In summary, we have a string such as
ADJECTIVE panda walked to the NOUN and then VERB. A nearby NOUN was unaffected by these events.
We are required to replace the NOUNs using a list of noun phrases; similarly for the other uppercase words.
It seems natural to me to provide the lists using a dict, like this:
replacements = { 'NOUN': ["pool", "giraffe"], 'VERB': ["smiled", "waved"], 'ADJECTIVE': ["happy"], }
My function to make the substitutions is then
import copy
import re
def replace_in_string(string, replacements):
'''
Replace each key of 'replacements' by successive elements from its value list.
>>> replace_in_string('foobar', {'bar': ['baz']})
'foobaz'
>>> replace_in_string('foobar/fiebar', {'fie': ['foo'], 'bar': ['baz', 'bor']})
'foobaz/foobor'
Each replacement list must contain enough elements to substutite all the matches:
>>> replace_in_string('foobar/fiebar', {'bar': ['baz']})
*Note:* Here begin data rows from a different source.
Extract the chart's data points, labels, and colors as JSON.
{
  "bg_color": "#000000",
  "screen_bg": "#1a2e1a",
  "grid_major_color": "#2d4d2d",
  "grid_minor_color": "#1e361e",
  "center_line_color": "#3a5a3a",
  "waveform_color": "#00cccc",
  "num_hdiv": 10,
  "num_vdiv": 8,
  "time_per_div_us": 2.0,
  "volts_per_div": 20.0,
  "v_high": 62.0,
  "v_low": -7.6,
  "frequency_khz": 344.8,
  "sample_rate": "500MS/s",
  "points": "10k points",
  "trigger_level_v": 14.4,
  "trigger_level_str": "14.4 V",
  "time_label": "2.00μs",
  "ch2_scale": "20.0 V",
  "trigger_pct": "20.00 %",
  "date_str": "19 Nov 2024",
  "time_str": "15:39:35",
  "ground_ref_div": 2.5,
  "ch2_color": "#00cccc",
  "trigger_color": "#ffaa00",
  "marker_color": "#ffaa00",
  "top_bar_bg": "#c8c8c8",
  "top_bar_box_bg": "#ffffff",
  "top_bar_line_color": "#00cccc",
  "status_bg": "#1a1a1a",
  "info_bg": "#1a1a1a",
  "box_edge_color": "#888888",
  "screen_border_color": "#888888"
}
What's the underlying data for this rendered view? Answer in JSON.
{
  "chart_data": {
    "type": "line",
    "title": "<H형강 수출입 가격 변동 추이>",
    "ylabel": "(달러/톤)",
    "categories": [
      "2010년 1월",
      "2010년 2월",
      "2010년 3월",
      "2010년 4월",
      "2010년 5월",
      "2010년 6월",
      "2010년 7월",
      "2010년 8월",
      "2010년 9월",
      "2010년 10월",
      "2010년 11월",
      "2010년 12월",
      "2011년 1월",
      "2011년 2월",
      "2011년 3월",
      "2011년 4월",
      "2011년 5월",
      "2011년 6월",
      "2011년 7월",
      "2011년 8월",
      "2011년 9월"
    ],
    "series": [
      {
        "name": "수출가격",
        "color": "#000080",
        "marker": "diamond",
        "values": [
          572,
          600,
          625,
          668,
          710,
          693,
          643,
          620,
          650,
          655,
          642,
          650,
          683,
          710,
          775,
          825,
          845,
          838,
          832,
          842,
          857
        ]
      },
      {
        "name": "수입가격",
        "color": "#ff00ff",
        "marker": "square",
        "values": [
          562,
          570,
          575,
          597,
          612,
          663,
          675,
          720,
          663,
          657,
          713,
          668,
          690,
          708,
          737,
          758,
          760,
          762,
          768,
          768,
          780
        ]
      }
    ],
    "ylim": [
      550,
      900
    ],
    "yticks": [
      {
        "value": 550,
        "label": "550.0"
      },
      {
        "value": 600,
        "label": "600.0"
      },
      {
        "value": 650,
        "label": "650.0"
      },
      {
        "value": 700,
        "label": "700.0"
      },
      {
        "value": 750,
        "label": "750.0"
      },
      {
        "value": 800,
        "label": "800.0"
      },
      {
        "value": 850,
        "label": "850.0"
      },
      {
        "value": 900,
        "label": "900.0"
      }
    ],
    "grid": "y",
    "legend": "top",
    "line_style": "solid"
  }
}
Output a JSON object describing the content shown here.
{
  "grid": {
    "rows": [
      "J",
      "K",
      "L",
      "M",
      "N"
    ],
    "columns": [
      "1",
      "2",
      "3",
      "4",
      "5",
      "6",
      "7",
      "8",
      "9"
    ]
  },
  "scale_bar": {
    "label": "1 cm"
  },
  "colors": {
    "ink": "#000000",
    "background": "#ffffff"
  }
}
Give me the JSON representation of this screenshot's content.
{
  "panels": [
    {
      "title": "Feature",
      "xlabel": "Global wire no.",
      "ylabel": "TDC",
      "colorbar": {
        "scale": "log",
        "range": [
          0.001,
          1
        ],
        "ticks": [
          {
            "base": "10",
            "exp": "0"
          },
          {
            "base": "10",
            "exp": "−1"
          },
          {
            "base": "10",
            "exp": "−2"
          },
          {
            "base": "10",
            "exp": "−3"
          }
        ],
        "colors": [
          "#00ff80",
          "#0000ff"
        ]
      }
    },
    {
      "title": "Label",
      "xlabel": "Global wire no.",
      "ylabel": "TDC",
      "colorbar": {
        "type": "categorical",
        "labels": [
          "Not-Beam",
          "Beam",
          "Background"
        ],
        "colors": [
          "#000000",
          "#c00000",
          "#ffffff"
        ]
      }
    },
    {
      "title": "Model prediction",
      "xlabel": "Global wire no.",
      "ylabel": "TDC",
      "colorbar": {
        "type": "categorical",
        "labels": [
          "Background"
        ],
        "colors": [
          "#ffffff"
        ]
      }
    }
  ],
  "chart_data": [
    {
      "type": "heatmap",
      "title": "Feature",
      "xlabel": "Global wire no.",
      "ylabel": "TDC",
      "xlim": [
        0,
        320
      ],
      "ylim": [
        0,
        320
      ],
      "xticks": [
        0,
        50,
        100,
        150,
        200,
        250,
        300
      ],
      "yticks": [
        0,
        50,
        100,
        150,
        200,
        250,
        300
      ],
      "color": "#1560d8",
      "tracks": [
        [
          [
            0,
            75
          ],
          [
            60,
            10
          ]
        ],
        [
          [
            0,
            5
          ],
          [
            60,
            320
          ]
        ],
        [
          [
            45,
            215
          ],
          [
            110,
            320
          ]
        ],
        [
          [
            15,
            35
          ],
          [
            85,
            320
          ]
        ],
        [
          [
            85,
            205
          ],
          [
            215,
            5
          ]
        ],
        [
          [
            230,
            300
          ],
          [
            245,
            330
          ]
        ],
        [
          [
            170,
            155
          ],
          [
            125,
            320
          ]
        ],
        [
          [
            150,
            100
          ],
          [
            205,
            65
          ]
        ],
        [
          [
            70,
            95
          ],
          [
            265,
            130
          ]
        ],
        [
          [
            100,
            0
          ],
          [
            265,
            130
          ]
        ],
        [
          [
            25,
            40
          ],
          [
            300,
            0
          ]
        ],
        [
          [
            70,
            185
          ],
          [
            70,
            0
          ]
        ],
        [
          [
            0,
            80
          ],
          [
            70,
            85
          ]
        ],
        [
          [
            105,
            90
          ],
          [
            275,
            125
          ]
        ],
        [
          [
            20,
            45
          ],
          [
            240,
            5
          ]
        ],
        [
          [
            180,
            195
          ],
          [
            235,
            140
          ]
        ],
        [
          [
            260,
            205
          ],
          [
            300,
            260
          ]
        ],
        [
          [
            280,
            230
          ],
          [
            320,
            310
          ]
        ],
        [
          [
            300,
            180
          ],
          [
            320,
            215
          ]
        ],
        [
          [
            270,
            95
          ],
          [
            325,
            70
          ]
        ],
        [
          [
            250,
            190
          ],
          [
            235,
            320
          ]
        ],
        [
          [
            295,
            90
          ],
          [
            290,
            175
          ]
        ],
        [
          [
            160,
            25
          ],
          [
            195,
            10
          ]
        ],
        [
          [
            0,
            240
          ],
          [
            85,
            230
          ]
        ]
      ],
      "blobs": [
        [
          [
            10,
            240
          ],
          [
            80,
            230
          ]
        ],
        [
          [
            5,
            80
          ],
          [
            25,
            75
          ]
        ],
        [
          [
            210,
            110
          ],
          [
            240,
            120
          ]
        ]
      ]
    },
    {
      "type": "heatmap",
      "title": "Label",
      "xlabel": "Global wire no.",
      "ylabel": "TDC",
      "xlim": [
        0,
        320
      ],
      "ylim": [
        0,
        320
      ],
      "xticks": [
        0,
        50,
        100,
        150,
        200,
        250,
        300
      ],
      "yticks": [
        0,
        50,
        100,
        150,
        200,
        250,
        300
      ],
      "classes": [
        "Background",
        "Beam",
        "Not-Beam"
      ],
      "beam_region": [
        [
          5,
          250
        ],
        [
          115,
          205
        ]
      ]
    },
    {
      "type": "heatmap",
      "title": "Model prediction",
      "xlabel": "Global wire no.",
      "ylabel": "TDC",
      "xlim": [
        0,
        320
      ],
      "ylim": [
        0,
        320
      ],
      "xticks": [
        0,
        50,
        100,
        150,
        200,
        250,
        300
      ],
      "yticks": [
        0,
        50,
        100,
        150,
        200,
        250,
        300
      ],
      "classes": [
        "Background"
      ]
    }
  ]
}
Traceback (most recent call last):
...
IndexError: pop from empty list
It's fine to provide more replacements than needed:
>>> replace_in_string('foobar/fiebar', {'fie': ['foo', 'fo']})
'foobar/foobar'
'''
regex = re.compile('|'.join(map(re.escape, replacements.keys())))
terms = copy.deepcopy(replacements)
def replace_func(m):
return terms[m.group()].pop(0)
return regex.sub(replace_func, string)
if __name__ == '__main__':
import doctest
doctest.testmod()
Here's a small demo, using examples taken from the SO question:
replacements = {
'NOUN': ["pool", "giraffe"],
'VERB': ["smiled", "waved"],
'ADJECTIVE': ["happy"],
}
TextFileContent ='ADJECTIVE panda walked to the NOUN and then VERB. A nearby NOUN was unaffected by these events.'
print(replace_in_string(TextFileContent, replacements))
A possible alternative is to leave excess matches unreplaced:
def replace_func(m):
items = terms[m.group()]
return items.pop(0) if items else m.group()
Would that be more useful? Is there scope to provide both behaviours?